Update on FLSA Salary Hike

Category: Federal & State Compliance

Written by Worklaw Network on November 13, 2024

By Al Vreeland – Lehr Middlebrooks Vreeland & Thompson, P.C. 

On Friday, November 8, 2024, a Texas federal judge heard arguments in the case of Texas v. U.S. Department of Labor, challenging the DOL’s regulation raising the salary threshold for the white-collar exemptions to the overtime requirements of Fair Labor Standards Act.

The DOL’s final rule, published in April 2024, raised the salary threshold from $35,568 to $43,888 ($844 per week) on July 1, 2024. It raises the minimum again to $58,656 ($1,128 per week) effective January 1, 2025. In the arguments Friday, the Court heard from the State of Texas and a number of associations and private employers groups in a consolidated case as to why this rule should be enjoined nationally (i.e., the DOL would be prohibited from enforcing the rule anywhere), and from the DOL as to why it should not.

Based on his previous rulings in this and related cases (the judge previously enjoined application of the regulation to the State of Texas, but did not invalidate the rule overall), most court watchers expect the Texas judge to strike down the rule, and to do so before the second hike takes effect in January. Even so, there are still major unknowns. Some members of the Supreme Court have expressed skepticism over a lone judge striking down federal regulations nationwide (as opposed to just for the parties before the court). And any ruling would be subject to immediate appeal, albeit to the generally conservative Fifth Circuit Court of Appeals in New Orleans.
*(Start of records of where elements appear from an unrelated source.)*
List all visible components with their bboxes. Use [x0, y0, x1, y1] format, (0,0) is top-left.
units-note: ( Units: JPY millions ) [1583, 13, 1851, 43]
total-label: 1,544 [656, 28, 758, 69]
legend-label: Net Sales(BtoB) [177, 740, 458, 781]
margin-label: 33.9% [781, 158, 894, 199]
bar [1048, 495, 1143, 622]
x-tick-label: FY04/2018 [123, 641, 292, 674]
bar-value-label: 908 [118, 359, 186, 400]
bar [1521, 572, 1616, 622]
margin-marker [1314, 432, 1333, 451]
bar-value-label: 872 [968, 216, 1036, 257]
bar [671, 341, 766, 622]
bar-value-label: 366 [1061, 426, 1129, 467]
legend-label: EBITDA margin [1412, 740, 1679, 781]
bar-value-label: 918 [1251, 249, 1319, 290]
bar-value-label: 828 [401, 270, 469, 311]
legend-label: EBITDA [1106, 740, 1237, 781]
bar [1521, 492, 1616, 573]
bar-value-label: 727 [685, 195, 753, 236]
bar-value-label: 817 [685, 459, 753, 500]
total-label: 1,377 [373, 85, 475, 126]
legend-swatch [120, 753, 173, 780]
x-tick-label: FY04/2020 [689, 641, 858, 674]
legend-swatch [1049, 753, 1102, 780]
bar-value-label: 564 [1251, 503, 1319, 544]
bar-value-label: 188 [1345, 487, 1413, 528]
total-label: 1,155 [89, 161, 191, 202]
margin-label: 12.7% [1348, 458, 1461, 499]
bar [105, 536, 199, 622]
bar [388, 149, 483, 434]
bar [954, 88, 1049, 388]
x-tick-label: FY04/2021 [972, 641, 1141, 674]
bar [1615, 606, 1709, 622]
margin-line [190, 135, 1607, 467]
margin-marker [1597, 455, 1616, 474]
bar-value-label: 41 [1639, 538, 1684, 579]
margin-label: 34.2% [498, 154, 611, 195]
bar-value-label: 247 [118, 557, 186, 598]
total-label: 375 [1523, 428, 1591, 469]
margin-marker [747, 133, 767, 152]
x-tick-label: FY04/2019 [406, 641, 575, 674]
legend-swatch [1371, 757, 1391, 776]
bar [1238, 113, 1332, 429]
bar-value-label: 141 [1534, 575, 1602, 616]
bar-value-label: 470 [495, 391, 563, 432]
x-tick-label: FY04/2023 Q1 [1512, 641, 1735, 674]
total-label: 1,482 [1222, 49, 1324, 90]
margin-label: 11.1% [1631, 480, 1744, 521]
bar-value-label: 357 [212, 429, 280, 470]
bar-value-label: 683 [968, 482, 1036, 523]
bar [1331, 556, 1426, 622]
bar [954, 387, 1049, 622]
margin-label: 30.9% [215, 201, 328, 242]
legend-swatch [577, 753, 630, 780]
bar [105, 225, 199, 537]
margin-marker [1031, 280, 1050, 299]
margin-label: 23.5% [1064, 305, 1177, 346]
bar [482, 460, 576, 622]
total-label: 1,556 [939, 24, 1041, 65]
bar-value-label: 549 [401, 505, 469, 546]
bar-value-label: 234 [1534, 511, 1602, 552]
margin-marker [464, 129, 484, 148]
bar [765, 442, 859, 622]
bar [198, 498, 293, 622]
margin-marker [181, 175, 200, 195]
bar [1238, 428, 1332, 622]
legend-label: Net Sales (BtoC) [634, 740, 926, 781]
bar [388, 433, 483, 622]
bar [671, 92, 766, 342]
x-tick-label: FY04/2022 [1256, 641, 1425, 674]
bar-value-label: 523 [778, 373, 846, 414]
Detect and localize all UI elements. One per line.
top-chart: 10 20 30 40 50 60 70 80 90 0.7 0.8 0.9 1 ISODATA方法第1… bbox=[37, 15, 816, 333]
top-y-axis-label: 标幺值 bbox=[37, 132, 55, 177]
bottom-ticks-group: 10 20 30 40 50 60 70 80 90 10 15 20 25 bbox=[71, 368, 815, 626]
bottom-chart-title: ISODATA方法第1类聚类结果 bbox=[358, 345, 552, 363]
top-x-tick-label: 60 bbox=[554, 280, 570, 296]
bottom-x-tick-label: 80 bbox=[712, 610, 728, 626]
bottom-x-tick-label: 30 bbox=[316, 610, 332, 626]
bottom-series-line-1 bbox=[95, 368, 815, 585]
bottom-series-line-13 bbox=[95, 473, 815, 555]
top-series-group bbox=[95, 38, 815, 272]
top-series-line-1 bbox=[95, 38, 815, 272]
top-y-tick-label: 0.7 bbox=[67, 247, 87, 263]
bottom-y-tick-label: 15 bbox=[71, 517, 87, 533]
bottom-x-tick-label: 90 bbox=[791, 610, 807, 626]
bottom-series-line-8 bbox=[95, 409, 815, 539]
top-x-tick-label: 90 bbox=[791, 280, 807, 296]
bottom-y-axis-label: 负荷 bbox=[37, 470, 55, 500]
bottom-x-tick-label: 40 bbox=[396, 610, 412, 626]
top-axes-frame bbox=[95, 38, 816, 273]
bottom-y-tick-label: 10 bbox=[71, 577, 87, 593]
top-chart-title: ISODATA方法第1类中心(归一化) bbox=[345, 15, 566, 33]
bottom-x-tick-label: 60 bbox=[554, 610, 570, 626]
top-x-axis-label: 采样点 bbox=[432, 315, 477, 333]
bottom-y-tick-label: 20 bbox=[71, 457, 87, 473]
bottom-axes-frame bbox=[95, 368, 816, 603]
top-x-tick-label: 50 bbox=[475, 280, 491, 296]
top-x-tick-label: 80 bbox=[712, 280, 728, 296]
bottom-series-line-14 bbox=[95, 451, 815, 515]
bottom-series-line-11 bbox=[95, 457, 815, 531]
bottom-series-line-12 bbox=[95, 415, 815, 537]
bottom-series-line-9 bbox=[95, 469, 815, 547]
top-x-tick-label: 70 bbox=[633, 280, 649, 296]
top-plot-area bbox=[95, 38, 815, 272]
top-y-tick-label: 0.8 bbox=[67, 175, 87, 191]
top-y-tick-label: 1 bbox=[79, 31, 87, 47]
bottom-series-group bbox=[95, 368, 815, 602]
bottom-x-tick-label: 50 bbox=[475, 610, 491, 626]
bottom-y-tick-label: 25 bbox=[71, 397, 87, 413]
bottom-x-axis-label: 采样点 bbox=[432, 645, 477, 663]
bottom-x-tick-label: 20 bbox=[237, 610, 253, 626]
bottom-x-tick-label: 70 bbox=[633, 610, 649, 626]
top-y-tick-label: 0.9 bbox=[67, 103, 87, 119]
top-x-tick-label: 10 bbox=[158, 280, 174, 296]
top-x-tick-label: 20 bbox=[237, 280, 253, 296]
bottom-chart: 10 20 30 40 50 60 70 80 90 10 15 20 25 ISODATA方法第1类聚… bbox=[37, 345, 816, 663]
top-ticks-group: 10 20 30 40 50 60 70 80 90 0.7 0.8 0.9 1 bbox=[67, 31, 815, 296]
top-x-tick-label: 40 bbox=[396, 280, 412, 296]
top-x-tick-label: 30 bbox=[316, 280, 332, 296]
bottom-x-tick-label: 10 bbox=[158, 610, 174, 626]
Some also expect the incoming Trump administration to rescind the boost to the salary threshold. Even if that happens, inauguration will not occur before the hike is scheduled to take effect, so politics alone cannot solve the issue in the absence of court action. Also, should the rule remain standing, to reverse the new rule, the new administration would have to publish a new rule, take public comments and undergo administrative review – a process that takes many months at best.

There is at least one other case taking aim at the regulation which could possibly be decided before January 1. Flint Avenue, LLC v. U.S. Department of Labor is also pending in Texas and the parties are currently in a 14-day window to supplement their briefing on why the rule should or should not be enjoined, and whether that decision should be limited to the parties in that case or applied nationally.

We recommend that employers prepare for the increase – identifying the positions impacted and evaluating whether to raise salaries to the threshold or convert employees to an hourly pay basis. But hold off on implementing any changes until we see what the courts will do.